Отто Юльевич Шмидт / Агентство «Фото ИТАР-ТАСС»

Сигурд, сын Отто Шмидта

Технологии

ОТЦЫ И ДЕТИ

Продолжаем публикации историй судеб детей знаменитых людей. 75 лет назад в СССР была организована экспедиция на первую в мире дрейфующую научную станцию «Северный полюс-1». За это ее руководитель, легендарный исследователь Арктики Отто Шмидт, получил звание Героя Советского Союза. Его судьба была уникальна. А нынешнее поколение студентов очень любит его сына Сигурда, 63 года преподающего в одном вузе.

- Сигурд Оттович, я читала, что вы появились на свет под звон колоколов...

- Когда мама рожала, стояла Страстная неделя, и во всех церквах звонили колокола. Побежали за акушеркой, но та сказала, что рожают каждый день, а куличи пекут раз в год, и не пошла. Пришла она, когда я уже появился на свет.

Надо сказать, при рождении я был чудовищно уродлив. Когда няня моя, Тата, впервые меня увидела, всплеснула руками: «Боже мой, и для вот этого я шила такие красивые распашонки!». Но к полутора годам я выглядел уже вполне прилично.

- Ваше первое воспоминание?

- Мне было года полтора.

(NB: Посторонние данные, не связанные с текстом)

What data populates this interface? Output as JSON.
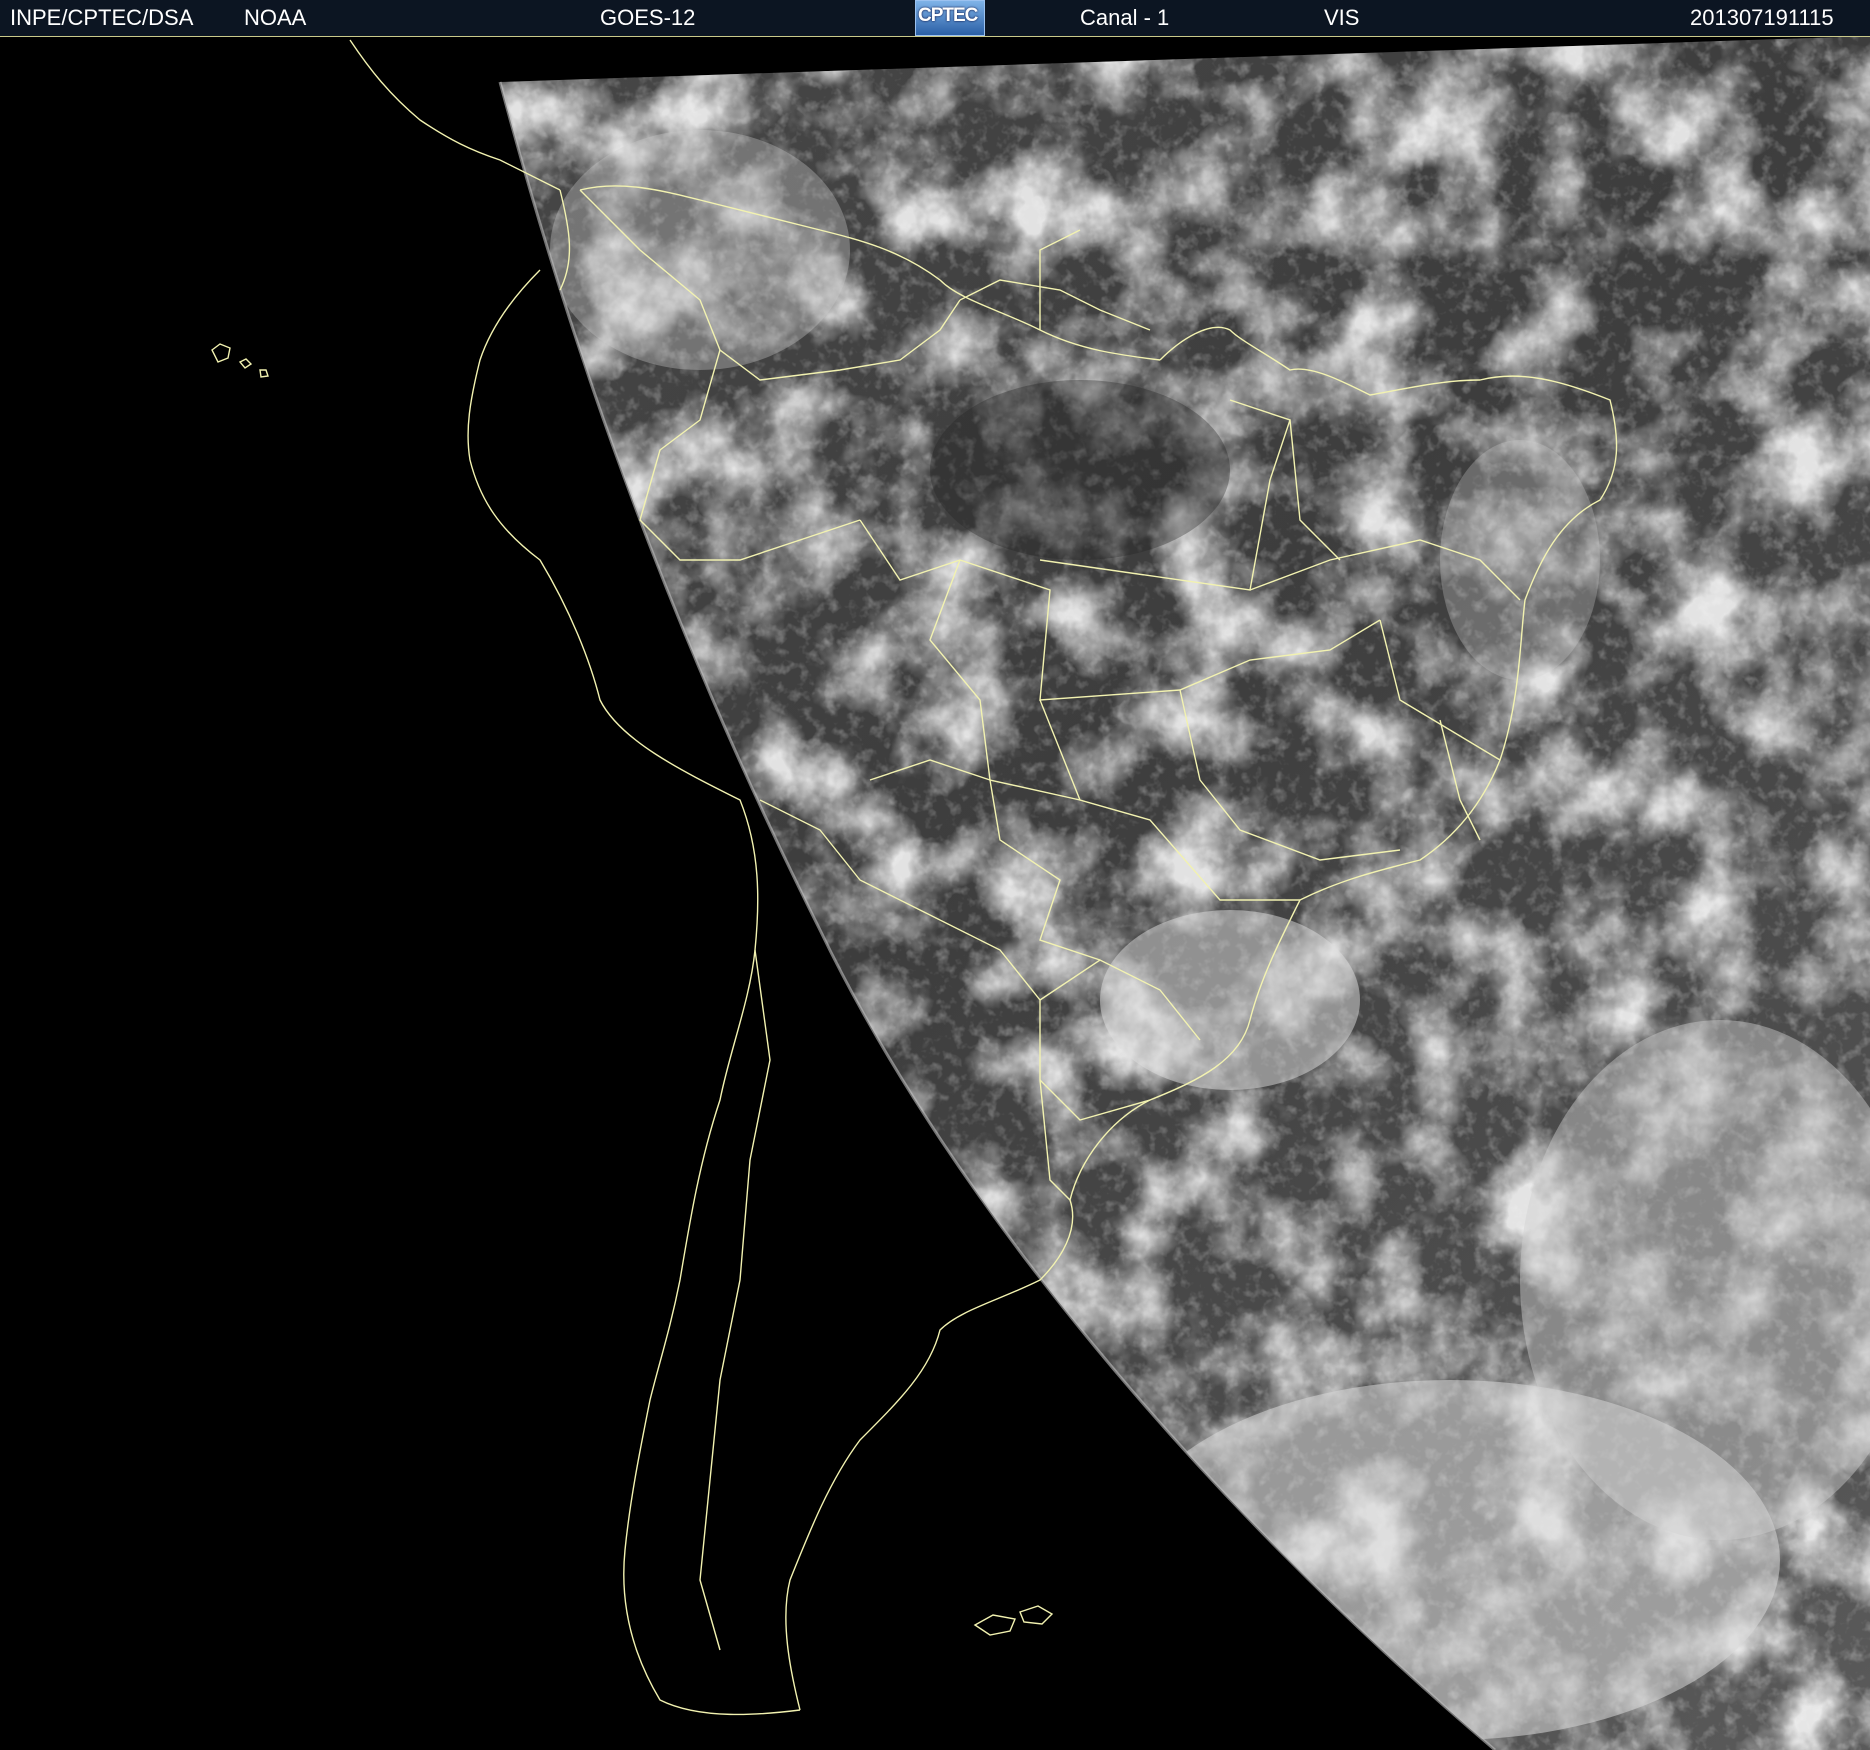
{
  "header": {
    "org": "INPE/CPTEC/DSA",
    "agency": "NOAA",
    "satellite": "GOES-12",
    "logo_text": "CPTEC",
    "channel": "Canal - 1",
    "band": "VIS",
    "timestamp": "201307191115"
  },
  "colors": {
    "header_bg": "#0c1522",
    "borders": "#f2f2b0",
    "space": "#000000",
    "clouds": "#e6e6e6"
  },
  "image": {
    "type": "satellite visible imagery",
    "region": "South America",
    "terminator": "left side in darkness"
  }
}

Летом мы жили в деревне. Сейчас это часть Москвы, район Петровско-Разумовской. Хорошо помню, как я улегся в теплую лужу рядом с хозяйской свиньей, и ощущение блаженства. А потом из дома выбежала Тата, схватила меня за подтяжки, вытащила из лужи и сунула в бочку с холодной водой. Я был ужасно обижен этой несправедливостью: ведь мне было так хорошо!

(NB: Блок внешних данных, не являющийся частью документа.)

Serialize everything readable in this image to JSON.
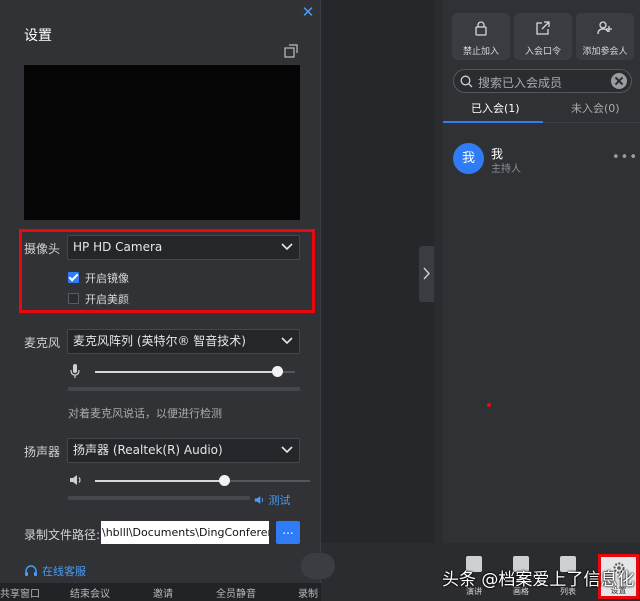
{
  "settings": {
    "title": "设置",
    "camera": {
      "label": "摄像头",
      "selected": "HP HD Camera",
      "mirror_label": "开启镜像",
      "mirror_checked": true,
      "beauty_label": "开启美颜",
      "beauty_checked": false
    },
    "microphone": {
      "label": "麦克风",
      "selected": "麦克风阵列 (英特尔® 智音技术)",
      "volume": 0.91,
      "hint": "对着麦克风说话，以便进行检测"
    },
    "speaker": {
      "label": "扬声器",
      "selected": "扬声器 (Realtek(R) Audio)",
      "volume": 0.6,
      "test_label": "测试"
    },
    "record_path": {
      "label": "录制文件路径:",
      "value": "\\hblll\\Documents\\DingConference",
      "browse_label": "..."
    },
    "support_label": "在线客服"
  },
  "participants": {
    "actions": [
      {
        "label": "禁止加入",
        "icon": "lock-icon"
      },
      {
        "label": "入会口令",
        "icon": "share-icon"
      },
      {
        "label": "添加参会人",
        "icon": "add-user-icon"
      }
    ],
    "search_placeholder": "搜索已入会成员",
    "tabs": [
      {
        "label": "已入会(1)",
        "active": true
      },
      {
        "label": "未入会(0)",
        "active": false
      }
    ],
    "members": [
      {
        "avatar": "我",
        "name": "我",
        "role": "主持人"
      }
    ]
  },
  "toolbar": {
    "buttons": [
      {
        "label": "演讲"
      },
      {
        "label": "画格"
      },
      {
        "label": "列表"
      },
      {
        "label": "设置"
      }
    ],
    "bottom_strip": [
      "共享窗口",
      "结束会议",
      "邀请",
      "全员静音",
      "录制"
    ]
  },
  "watermark": "头条 @档案爱上了信息化",
  "colors": {
    "accent": "#2f7cf6",
    "highlight": "#e8080e",
    "panel": "#303236"
  }
}
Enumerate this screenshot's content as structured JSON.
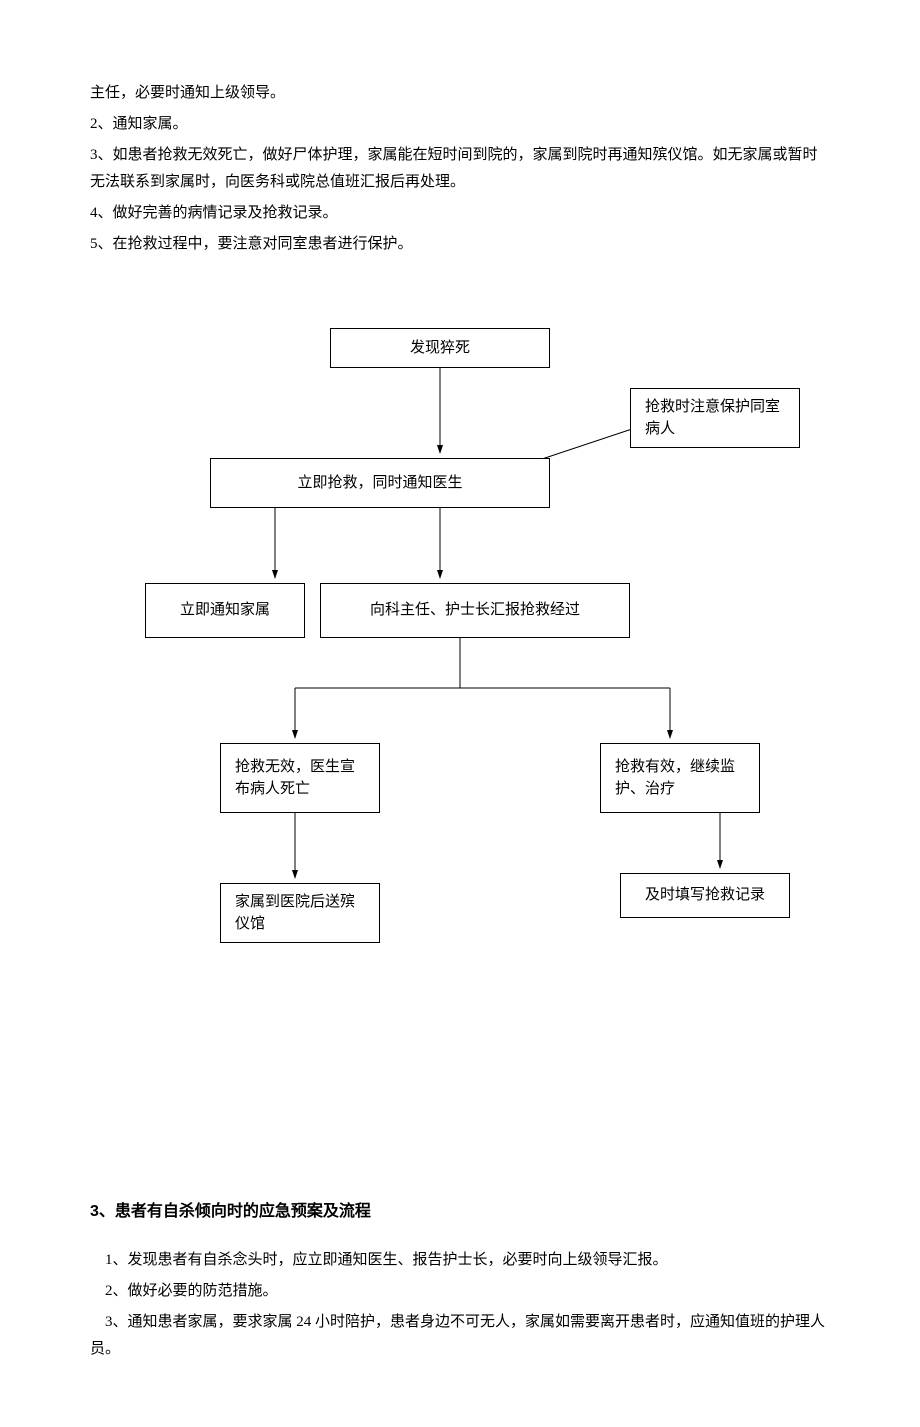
{
  "top_paragraphs": {
    "p1": "主任，必要时通知上级领导。",
    "p2": "2、通知家属。",
    "p3": "3、如患者抢救无效死亡，做好尸体护理，家属能在短时间到院的，家属到院时再通知殡仪馆。如无家属或暂时无法联系到家属时，向医务科或院总值班汇报后再处理。",
    "p4": "4、做好完善的病情记录及抢救记录。",
    "p5": "5、在抢救过程中，要注意对同室患者进行保护。"
  },
  "flowchart": {
    "n1": "发现猝死",
    "n2": "立即抢救，同时通知医生",
    "n2_side": "抢救时注意保护同室病人",
    "n3_left": "立即通知家属",
    "n3_right": "向科主任、护士长汇报抢救经过",
    "n4_left": "抢救无效，医生宣布病人死亡",
    "n4_right": "抢救有效，继续监护、治疗",
    "n5_left": "家属到医院后送殡仪馆",
    "n5_right": "及时填写抢救记录"
  },
  "section_title": "3、患者有自杀倾向时的应急预案及流程",
  "body": {
    "b1": "1、发现患者有自杀念头时，应立即通知医生、报告护士长，必要时向上级领导汇报。",
    "b2": "2、做好必要的防范措施。",
    "b3": "3、通知患者家属，要求家属 24 小时陪护，患者身边不可无人，家属如需要离开患者时，应通知值班的护理人员。"
  }
}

Другое сильное впечатление – тоже из раннего детства, когда умерла бабушка, и меня, дабы не травмировать, из дома убрали. Кто-то из родных решил прокатить меня на мотоцикле с коляской. Это было потрясением: мы мчались вдоль Москвы-реки, и я видел все на уровне чертополоха, а он был очень высоким, в человеческий рост.

Надо сказать, я был мальчиком довольно болезненным, тщедушным, но амбициозным. Я был всегда освобожден от физкультуры, но ощущал потребность в славе. Первый виток всенародной славы отца пришелся на 1933 год, когда состоялась знаменитая полярная экспедиция челюскинцев, в результате которой за несколько миль до цели пароход «Челюскин» был раздавлен льдами, и более ста человек были вынуждены высадиться прямо на льдины.

Отец был одним из последних, кто покинул пароход. Летчики вывозили людей на континент в течение двух месяцев. Участники этой драматической эпопеи стали героями. Я хорошо помню теплый июньский день, когда отца и других челюскинцев на улице Горького, ныне Тверской, встречала ликующая толпа. Поразило, что почти все были с тюльпанами. Манежная площадь была увешана окороками и колбасами производства Микояновского завода.

В общем, был большой праздник, и я, конечно, позиционировался тогда исключительно как «сын Шмидта» и ничем другим не был интересен. Хорошо помню, что мне было обидно сознавать себя лишь чьим-то сыном, а не отдельной величиной. С тех пор ситуация изменилась не очень сильно. Если заглянуть в энциклопедии и словари и найти статьи обо мне, то вы узнаете, что я историк, профессор, обладатель множества званий и титулов, но при этом – сын «того самого» Отто Юльевича.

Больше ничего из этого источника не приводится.